Quantitative mass spectrometry of decarburisation and denitridation of cemented carbonitrides during sintering

Quantitative quadrupole mass spectrometry of (Ti, W)C-based cemented carbonitrides was carried out in order to monitor the evolution of the gas species as a function of time and temperature during vacuum sintering. Solid standards and gas mixtures as well as precise flow control were employed for calibration. Upon integration of the outgassing rates the carbon and nitrogen evolutions and mass losses during sintering of raw hardmetal powder mixtures (WC, TiC,...) and cemented carbonitrides could be quantified.

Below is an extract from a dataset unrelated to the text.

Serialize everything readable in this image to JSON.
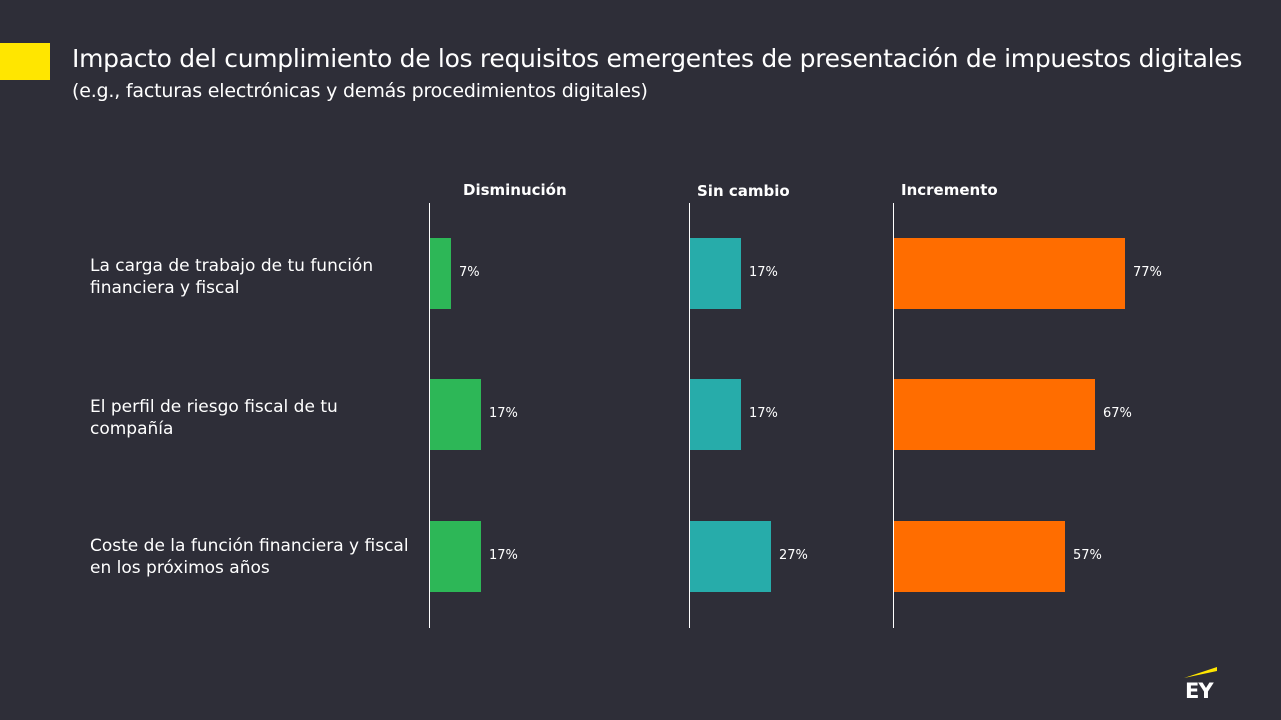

Outgassing occurs in the range of temperatures 490-1480 degreesC. Nitrogen outgassing of (Ti, W)(C, N) was greater than that of Ti(C, N) due to the presence of W which increases the nitrogen activity in the solid causing a higher nitrogen equilibrium pressure. TiN showed a CO (0.2 wt%) and N-2 (0.5 wt%) weight loss only in the presence of the binder phase. For powder mixtures, it was observed that the amount of CO, CO2 and N-2 liberated during vacuum sintering increased with the addition of cobalt in comparison with the same powders without binder phase. Nitrogen containing cermet alloys showed a greater loss of carbon than (Ti, W)C-based hardmetals. A careful control of carbon content by doping seems to be necessary in such alloys to avoid eta -phase formation.